Amber remembered Adrian explaining that Old Ones had come from ancient times, even before Adrian had been conceived.
“He’s something even the gods were worried about,” she said. “Am I right?”
“Well, that sucks,” Valerian growled.
“It explains much,” Septimus said. He reached across the desk and swung his flat-screen computer monitor around so they could all see it. “I’ve felt the balance of magic tipping, death magic creeping in more than it should. Too many human deaths, too many vampires made.”
“That should suit you,” Valerian said. “You feed on death.”

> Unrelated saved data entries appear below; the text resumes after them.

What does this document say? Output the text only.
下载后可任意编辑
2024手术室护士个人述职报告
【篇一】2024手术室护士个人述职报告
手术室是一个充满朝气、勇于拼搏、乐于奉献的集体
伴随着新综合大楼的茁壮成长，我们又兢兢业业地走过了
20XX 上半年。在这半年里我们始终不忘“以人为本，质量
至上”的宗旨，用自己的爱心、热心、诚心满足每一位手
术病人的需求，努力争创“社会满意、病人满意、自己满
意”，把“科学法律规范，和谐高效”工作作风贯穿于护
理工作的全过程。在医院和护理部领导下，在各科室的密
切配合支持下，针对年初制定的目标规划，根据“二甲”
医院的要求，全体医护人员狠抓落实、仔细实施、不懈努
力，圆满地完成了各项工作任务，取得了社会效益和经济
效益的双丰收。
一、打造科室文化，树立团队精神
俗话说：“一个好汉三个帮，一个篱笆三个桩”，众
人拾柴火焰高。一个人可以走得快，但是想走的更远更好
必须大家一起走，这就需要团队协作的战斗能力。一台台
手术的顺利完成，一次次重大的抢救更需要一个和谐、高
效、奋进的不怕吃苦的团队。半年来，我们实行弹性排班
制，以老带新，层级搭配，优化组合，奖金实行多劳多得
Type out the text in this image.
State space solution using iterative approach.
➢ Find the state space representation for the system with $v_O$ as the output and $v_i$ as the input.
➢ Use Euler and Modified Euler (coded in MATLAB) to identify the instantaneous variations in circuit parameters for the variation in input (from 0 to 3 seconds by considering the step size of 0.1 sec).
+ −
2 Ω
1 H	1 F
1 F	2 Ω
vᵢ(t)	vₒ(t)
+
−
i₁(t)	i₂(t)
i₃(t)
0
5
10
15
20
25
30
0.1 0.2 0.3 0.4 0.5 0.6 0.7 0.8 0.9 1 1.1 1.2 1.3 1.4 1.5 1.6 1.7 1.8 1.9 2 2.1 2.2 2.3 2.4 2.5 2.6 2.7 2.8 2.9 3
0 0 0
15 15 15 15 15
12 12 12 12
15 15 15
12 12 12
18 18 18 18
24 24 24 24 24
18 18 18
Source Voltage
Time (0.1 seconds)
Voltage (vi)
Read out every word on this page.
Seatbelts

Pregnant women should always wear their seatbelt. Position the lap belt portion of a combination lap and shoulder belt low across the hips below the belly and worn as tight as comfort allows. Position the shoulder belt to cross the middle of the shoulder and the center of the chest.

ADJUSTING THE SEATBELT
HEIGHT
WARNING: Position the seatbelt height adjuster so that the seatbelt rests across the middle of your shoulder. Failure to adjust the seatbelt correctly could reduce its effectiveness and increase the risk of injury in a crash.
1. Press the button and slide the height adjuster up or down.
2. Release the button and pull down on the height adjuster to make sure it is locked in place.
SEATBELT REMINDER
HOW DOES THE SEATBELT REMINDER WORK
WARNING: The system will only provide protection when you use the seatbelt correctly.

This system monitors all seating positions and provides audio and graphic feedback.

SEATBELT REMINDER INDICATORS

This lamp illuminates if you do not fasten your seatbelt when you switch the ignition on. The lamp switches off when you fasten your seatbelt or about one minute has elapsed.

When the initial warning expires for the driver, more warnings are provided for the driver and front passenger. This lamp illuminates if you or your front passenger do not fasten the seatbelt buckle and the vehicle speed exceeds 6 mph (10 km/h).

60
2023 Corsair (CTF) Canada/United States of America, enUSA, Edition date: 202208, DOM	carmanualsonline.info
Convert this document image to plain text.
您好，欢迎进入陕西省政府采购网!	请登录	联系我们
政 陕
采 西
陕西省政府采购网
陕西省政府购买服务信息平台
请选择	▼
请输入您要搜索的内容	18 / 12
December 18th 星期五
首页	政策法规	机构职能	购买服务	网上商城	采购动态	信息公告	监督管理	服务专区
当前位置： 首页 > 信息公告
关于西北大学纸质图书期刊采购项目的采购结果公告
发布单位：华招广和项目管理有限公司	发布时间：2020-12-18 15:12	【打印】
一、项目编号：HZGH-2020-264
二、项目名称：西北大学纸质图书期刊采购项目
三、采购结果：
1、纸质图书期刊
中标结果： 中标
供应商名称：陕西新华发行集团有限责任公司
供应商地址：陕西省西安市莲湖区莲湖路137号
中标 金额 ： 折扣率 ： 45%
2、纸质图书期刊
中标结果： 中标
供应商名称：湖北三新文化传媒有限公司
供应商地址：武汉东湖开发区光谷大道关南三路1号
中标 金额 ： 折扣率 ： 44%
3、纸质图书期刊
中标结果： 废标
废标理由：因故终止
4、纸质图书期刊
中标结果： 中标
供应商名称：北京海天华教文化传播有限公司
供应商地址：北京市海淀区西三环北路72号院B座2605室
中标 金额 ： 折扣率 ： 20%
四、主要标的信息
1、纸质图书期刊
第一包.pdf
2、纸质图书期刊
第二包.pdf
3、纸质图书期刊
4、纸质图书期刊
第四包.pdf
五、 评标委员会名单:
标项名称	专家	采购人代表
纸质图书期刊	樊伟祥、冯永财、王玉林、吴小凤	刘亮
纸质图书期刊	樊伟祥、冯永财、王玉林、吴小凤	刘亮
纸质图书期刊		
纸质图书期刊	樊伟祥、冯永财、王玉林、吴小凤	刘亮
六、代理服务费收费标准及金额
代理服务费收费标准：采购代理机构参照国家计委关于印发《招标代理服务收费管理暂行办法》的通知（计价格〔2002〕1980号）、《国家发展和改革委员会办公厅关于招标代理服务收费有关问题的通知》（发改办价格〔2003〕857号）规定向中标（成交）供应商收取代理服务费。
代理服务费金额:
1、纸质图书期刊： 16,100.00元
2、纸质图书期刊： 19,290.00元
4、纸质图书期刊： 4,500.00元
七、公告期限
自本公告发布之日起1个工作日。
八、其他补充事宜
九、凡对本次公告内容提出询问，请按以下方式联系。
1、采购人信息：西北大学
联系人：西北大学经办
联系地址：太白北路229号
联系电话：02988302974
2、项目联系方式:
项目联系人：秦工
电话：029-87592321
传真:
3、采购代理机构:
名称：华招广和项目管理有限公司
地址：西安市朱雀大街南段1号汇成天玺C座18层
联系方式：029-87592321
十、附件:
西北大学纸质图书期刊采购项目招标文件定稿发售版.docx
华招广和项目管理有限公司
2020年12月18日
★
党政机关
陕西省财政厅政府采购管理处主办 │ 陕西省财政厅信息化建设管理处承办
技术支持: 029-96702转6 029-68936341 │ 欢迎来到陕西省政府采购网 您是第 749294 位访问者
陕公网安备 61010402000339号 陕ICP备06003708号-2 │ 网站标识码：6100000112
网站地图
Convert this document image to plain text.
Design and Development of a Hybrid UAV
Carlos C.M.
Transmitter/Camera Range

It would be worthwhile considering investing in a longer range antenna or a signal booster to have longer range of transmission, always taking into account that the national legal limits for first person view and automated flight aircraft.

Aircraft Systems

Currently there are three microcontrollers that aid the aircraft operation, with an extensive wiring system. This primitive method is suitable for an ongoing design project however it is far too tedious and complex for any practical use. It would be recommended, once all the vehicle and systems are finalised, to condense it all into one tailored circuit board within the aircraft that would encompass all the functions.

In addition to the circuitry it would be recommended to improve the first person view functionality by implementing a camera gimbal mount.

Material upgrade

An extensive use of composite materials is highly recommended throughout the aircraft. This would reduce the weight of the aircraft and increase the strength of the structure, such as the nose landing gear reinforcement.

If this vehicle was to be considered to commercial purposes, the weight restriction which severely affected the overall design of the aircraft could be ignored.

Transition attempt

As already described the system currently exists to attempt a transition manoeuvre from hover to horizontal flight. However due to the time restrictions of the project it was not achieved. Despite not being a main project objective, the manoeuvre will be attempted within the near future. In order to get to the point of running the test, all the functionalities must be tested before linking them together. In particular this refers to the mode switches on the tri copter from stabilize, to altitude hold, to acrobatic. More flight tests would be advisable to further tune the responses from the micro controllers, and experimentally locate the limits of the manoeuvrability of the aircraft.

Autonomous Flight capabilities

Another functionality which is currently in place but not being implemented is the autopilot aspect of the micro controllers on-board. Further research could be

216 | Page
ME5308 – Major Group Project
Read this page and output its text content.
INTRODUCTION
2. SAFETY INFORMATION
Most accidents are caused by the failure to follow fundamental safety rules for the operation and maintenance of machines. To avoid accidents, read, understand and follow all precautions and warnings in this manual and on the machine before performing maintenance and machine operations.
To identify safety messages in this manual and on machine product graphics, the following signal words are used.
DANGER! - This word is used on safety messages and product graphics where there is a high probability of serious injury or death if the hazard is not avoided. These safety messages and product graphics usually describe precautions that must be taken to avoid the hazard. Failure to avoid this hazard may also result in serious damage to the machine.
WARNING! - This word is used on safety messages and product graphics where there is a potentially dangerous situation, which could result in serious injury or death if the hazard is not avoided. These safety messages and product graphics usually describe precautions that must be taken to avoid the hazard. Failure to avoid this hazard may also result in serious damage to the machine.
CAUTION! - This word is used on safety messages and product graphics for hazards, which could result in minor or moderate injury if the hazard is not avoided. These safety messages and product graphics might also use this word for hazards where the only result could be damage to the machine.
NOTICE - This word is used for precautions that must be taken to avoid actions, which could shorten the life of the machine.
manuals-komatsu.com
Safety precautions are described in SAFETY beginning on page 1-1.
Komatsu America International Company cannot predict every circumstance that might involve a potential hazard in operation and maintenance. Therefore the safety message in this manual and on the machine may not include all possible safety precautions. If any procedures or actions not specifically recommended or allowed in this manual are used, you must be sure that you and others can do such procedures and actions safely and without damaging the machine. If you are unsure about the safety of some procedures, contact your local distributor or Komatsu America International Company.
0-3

“I don’t like chaos,” Septimus said. “I like death to be orderly and useful. Random and out-of-control dark magic is as annoying to me as a huge influx of living magic. And I hate living magic. It’s all I can do not to lose my dinner with the three of you in the room.”
Interesting, Amber made a mental note. The information that she made him as sick as he made her might come in handy someday.
Septimus almost delicately clicked the mouse next to the computer and brought up a mu
lticolored chart, red and yellow waves running evenly on top of one another. “This is a record of vampires Turned versus human deaths in Los Angeles County a year ago. As you can see, it’s fairly balanced. There were no more human deaths than usual, no upsurge of the vampire population. Now this . . .”
He clicked to pop up another chart. In this one the both lines were higher, and the red shaded area was much larger than the yellow.
“This is vampires made versus human deaths in the last eight months. As you can see the death rate for humans has risen sharply. But the rate for vampires appearing has risen even more sharply. Many of those vampires likely came from the surplus of dying humans, but vampires are multiplying at an unprecedented rate. Most of these I knew nothing about. They were certainly not authorized.”
“You have to authorize vampires to Turn someone?” Amber asked.
“In my jurisdiction, yes,” Septimus answered. “A vampire is allowed two Turnings a year in my area, and only under certain circumstances. Violation means death, for both the vampire and the Turn-ees.”
His handsome face remained neutral, a corporate CEO explaining why employees got fired. They break the rules, they’re out.
“Are all vamp neighborhoods run this efficiently?” Amber asked.
Septimus quirked a smile. “No. Or rather, I don’t know. I concern myself with my territory and that’s it. How others choose to run things is their business. I like rules, and rules keep Adrian off my back.”
He shot Adrian a glance that had a measure of respect in it, but Amber sensed simmering tension behind the calm eyes. Adrian had him tamed for now, but if Adrian’s power ever slipped . . .
The vampire turned away and called up another chart, this one black and white with solid and broken lines rising on a graph. “And this is the recorded demon activity in the last eight months. Demons enslaving humans permanently, deaths in demon clubs.” He added in disgust, “The vermin can’t regulate anything.”